Greater radiometric accuracy, decreased size and costs, plus the need for multidisciplinary research are all technology-forcing challenges to be addressed by the next generation of optical instruments. To develop a commercially successful marine spectroradiometer, the device must also appeal to the majority of investigators working in this field. This requirement led to the development of a so-called smart photodetector or microradiometer, plus its ancillary interface modules. When research objectives require clusters of microradiometers, the final instrument can be assembled easily by selecting the desired filter assemblies and optical front ends. It is not necessary to modify the sensitivity of each channel for optimal dynamic range because the sensitivity is dynamically configured. Furthermore, the design eliminates many of the electronic interconnections required in existing radiometers, which increases redundancy and improves reliability. The principal benefits of the microradiometer are as follows:

  1. Increased radiometric accuracy in the field;
  2. Decreased instrument size and weight;
  3. Lower power consumption;
  4. Enhanced flexibility in the configuration of above- and in-water instruments; and
  5. Reduced costs associated with production, calibration, maintenance, reconfiguration or modification, and field research.

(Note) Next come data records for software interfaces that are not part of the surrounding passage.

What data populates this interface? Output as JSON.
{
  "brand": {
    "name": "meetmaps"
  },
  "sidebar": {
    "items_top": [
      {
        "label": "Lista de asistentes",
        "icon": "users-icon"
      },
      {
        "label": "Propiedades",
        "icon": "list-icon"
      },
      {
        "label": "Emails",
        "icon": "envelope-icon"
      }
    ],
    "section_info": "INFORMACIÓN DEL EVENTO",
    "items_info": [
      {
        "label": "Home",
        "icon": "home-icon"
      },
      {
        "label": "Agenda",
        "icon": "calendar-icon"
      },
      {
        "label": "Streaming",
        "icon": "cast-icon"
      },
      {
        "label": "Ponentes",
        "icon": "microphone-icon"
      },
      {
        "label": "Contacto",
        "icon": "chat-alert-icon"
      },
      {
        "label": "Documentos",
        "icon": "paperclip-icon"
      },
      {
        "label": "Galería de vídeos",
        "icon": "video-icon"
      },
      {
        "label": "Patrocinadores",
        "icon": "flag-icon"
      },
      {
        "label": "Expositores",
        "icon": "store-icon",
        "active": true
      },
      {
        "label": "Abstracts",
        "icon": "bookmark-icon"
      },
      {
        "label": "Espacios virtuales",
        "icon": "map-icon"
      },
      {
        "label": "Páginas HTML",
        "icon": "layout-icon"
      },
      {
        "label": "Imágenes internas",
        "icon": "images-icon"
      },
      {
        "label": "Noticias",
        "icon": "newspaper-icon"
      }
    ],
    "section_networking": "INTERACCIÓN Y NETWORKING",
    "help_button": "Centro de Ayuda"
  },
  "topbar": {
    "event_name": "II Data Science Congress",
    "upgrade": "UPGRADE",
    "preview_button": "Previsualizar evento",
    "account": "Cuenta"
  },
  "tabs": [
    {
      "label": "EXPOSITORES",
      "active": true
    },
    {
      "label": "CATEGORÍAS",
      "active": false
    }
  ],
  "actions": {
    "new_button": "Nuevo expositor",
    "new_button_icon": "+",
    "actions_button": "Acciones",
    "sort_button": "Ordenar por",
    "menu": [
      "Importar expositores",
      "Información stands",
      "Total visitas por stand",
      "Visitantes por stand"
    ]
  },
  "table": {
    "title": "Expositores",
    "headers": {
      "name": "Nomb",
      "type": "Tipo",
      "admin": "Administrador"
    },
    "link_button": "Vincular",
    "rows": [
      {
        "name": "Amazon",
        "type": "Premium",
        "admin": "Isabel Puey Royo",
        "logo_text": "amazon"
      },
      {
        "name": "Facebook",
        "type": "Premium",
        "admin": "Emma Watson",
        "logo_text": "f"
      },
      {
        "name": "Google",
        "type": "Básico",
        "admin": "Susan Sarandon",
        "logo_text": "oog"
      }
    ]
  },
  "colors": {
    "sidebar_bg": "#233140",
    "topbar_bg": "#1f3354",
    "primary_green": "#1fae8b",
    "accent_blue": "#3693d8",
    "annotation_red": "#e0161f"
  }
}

The culmination of these benefits is the entire analog signal path is of minimum length, free of connectors or cables, and is totally contained in a shielded metal sleeve.

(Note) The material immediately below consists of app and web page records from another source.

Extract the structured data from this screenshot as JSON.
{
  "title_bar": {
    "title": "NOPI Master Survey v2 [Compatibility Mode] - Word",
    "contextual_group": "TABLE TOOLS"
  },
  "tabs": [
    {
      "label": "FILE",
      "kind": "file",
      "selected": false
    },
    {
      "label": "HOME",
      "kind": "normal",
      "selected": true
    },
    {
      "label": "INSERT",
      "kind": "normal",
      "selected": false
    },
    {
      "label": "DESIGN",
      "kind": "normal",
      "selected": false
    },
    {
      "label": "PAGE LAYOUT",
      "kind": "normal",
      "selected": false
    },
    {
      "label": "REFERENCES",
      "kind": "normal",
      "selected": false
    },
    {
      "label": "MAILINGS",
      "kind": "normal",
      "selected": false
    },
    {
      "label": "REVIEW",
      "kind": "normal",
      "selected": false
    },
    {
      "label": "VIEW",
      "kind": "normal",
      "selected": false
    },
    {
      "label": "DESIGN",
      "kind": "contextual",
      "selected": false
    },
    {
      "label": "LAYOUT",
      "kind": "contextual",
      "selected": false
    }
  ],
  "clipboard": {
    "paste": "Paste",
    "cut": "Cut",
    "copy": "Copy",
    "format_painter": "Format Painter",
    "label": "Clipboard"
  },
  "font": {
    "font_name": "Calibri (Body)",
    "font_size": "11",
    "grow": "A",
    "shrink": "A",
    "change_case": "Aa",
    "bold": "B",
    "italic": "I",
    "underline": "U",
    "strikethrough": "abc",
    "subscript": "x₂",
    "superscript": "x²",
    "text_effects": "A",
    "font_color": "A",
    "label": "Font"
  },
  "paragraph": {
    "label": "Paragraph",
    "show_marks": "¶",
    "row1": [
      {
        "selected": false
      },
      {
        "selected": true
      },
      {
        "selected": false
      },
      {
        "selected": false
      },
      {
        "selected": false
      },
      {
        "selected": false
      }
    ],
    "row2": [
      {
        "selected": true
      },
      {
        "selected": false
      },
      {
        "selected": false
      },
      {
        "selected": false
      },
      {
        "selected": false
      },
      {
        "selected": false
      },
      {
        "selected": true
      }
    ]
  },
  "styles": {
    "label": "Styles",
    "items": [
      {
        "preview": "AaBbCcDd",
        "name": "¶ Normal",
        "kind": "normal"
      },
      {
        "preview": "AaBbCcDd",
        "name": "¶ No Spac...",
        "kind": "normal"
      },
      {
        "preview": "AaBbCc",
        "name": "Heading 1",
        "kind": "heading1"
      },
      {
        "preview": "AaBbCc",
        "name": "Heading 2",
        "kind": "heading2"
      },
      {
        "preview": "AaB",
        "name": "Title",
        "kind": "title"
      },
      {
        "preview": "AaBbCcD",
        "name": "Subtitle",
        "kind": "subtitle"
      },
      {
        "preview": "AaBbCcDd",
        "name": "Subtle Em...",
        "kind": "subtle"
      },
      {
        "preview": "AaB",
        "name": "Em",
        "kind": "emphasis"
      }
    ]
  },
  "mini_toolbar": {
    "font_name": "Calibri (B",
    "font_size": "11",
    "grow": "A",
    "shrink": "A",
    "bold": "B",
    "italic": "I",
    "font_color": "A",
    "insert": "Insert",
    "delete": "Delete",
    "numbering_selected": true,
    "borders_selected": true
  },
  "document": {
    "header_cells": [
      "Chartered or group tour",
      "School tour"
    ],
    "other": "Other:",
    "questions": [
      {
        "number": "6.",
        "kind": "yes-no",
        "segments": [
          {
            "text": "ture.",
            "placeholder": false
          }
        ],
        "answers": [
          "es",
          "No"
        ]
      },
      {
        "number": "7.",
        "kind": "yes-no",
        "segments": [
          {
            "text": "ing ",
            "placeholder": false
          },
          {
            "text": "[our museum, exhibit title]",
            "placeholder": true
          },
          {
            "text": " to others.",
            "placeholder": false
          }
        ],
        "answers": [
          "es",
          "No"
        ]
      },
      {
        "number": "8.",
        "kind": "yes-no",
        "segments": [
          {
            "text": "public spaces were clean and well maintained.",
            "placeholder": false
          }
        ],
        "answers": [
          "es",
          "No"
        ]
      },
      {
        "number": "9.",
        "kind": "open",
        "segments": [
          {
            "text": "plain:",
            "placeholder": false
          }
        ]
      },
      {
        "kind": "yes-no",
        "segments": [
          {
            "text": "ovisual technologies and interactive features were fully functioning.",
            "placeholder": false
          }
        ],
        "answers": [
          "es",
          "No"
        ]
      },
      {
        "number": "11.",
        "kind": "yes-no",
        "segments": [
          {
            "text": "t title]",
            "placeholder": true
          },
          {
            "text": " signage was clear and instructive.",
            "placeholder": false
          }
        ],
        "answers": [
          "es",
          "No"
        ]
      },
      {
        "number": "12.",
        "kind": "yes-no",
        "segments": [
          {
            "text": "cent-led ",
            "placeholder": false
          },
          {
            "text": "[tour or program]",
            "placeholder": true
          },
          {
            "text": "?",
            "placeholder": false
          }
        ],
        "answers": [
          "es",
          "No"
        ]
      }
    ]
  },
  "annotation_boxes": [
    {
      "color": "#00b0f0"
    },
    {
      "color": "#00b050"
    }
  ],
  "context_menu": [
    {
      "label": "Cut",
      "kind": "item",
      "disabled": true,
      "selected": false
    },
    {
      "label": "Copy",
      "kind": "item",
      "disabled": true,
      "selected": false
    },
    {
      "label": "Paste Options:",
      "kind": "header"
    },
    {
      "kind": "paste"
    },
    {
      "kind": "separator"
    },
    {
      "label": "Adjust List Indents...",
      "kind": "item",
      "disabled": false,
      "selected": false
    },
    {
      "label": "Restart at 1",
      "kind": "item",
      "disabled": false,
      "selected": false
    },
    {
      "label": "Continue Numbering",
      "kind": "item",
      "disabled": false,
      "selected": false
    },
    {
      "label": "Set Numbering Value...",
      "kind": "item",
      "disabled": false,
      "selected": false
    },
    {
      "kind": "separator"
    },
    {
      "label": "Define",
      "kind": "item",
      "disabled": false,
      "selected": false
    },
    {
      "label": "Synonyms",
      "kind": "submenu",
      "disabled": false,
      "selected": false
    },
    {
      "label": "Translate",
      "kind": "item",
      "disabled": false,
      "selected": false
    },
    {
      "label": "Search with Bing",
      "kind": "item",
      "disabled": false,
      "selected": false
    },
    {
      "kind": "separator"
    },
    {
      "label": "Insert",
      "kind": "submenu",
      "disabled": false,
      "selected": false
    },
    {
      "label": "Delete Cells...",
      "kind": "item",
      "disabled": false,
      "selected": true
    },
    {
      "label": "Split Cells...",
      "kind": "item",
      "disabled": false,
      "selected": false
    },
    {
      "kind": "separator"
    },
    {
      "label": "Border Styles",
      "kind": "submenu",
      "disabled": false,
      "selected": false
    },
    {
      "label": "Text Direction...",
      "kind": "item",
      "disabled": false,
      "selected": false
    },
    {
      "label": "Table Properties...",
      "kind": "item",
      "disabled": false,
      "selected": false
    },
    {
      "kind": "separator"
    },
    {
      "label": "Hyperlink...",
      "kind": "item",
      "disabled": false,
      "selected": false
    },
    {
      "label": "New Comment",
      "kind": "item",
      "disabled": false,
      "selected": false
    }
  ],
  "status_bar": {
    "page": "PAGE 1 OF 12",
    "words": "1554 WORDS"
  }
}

A microradiometer consists of a photodetector, preamplifier with controllable gain, high resolution (24 bit) analog-to-digital converter (ADC), microprocessor, and an addressable digital port. In other words, it is a fully functional networkable sensor, all of which resides on one small, thin, circuit-board assembly that is sleeved inside a metal cylinder. With the addition of the front-end optics (collector, window, and filter stack), the basic form factor resembles a shortened pencil (Fig. 1 top panel). Because each microradiometer channel has an individual ADC, no multiplexer is required, and no cabling is needed, thereby eliminating a source of electronic leakage and improving reliability. The metal cylinder provides additional isolation from electromagnetic interference sources (e.g., radio frequencies). The photodiode current is converted to voltage with an electrometer amplifier with three gain settings, and the resulting voltage is directly fed to the ADC. The entire assembly, including the photodetector, is located on a single circuit board measuring 0.35 in X $3.0 in. Each microradiometer is also equipped with a temperature sensor located close to the photodetector. Clusters of microradiometers can be matched with front-end optics to form small, fast, less expensive, multiwavelength radiometers (Fig. 1 bottom panel) for a variety of measurements. Each cluster is managed by an aggregator that allows the array of individual radiometers, plus any ancillary sensors, to function as a solitary device.

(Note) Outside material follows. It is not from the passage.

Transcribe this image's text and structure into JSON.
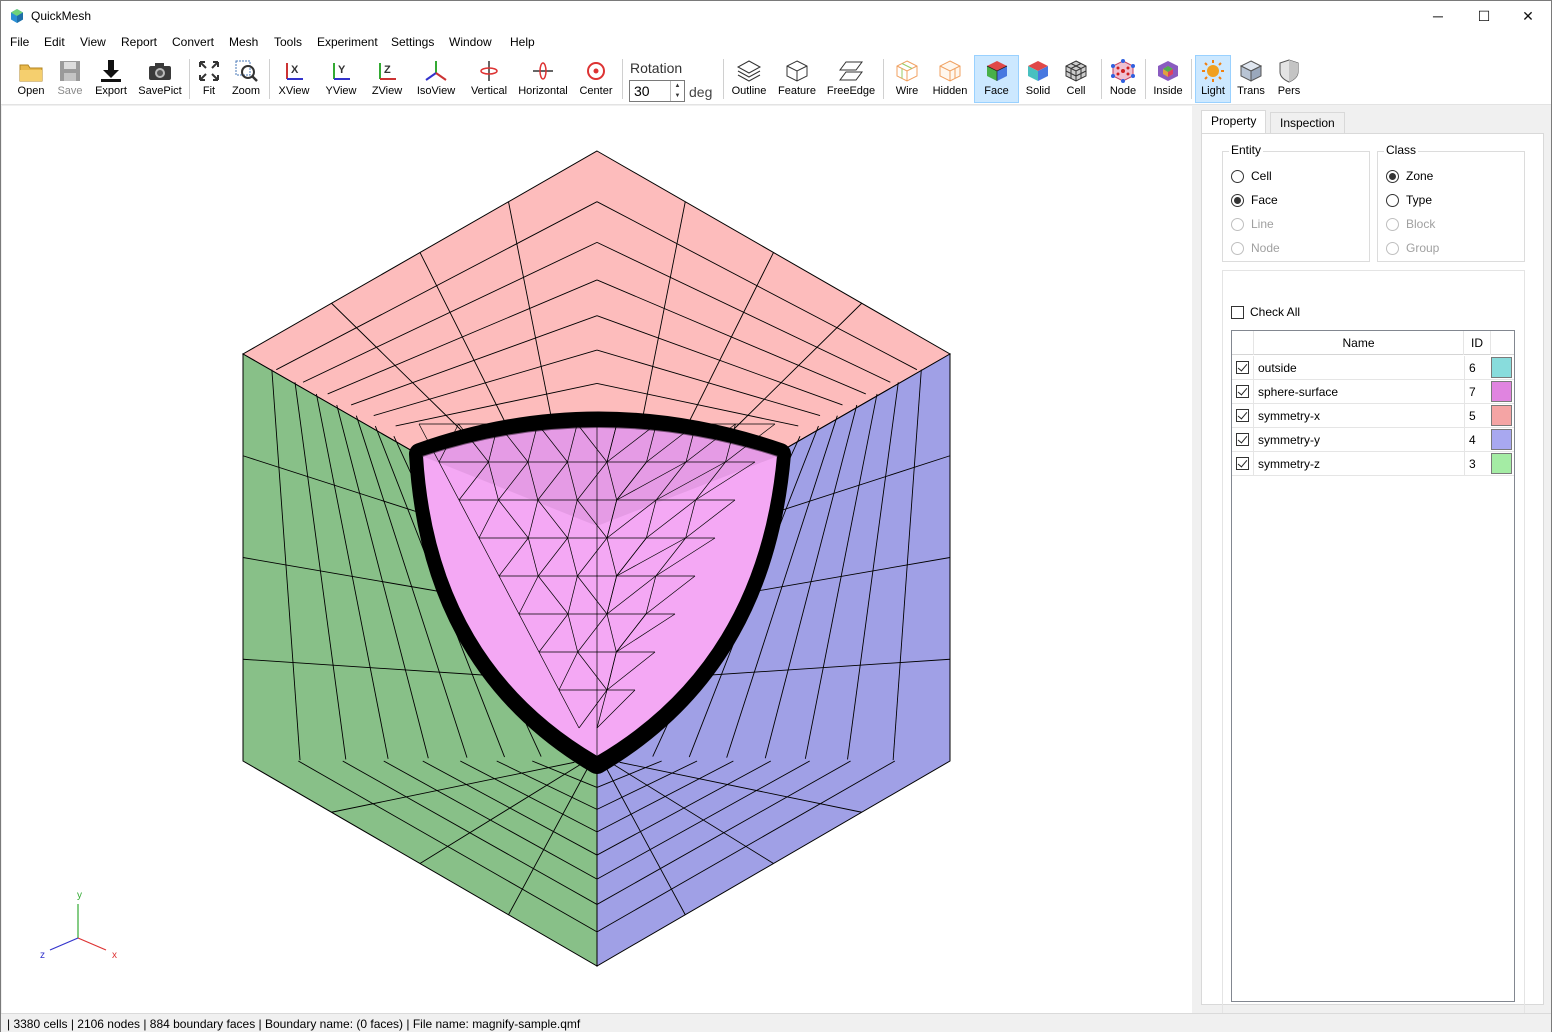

The Compact-Optical Profiling System (C-OPS) successfully integrates microradiometers with a number of new technologies, each focused on different aspects of the practical problem of resolving the optical complexity of the near-shore water column to improve measurements in shallow coastal waters and from a wide variety of deployment platforms. In terms of the mechanics of operating the instrumentation and its behavior during descent, the most significant improvement was to change the basic design for mounting the light sensors from a rocket-shaped deployment system, used in legacy profilers, to a so-called kite-shaped backplane. This change allowed the flotation to be distributed as a primary hydrobaric buoyancy chamber along the top of the profiler, plus an adjustable secondary set of one or more movable floats immediately below. The primary set provides the upward buoyant thrust to keep the profiler vertically oriented. The secondary set, coupled with an adjustment mechanism perpendicular to the flotation adjustment axis is used to ensure the two light sensors descend with vertical tilts less than 2.5° (nominal).

The hydrobaric buoyancy chamber can contain one to three air-filled bladders, which compress slowly and allow the profiler to loiter close to the sea surface, thereby significantly improving the vertical sampling resolution in near-surface waters. Electronically, the system is self-organizing; when initially powered, the aggregator queries each sensor to determine optimal power required for operation over the existing length of the cables and the population of detectors available to the configuration. Typically, each sensor geometry (made up of combinations of irradiance and radiance) is composed of 19 microradiometer detectors, clustered and controlled through a master aggregator. Although the use of microradiometers provides improvements in a variety of operational specifications compared to legacy sensors (e.g., reduced electronic noise and slightly faster data acquisition rates), most notable is the reduction in instrument diameter and the increase in vertical sampling resolution. C-OPS light sensors use a 2.75 in (7 cm) outside diameter housing, which is 27% smaller in diameter than many legacy sensors which used a 3.50 in (or larger) housing. In addition, C-OPS has a vertical sampling resolution of less than 1 cm in the upper 5 m of the water column, whereas legacy sensors have approximately a 10 cm resolution (or worse) and fewer wavelengths.

Although a standard C-OPS profiler can be configured to measure any two-sensor combination of the in-water light field, a specialized backplane providing simultaneous profiling for all three sensor types is being tested. The new design permits the acquisition of all three principal light field components (Fig. 2), so the Q-factor (the ratio of the upward irradiance to upwelling radiance) can be measured simultaneously with the downward irradiance. The Q-factor is an important parameter for understanding the bidirectional aspects of the underwater light field. Although Q is well understood for open ocean waters and can be computed using look-up tables based on the solar geometry and the chlorophyll a concentration, no such capability exists for optically complex (coastal) waters. The latter are a primary focus of next-generation mission planning, e.g., PACE, GEO-CAPE, HyspIRI, and ACE.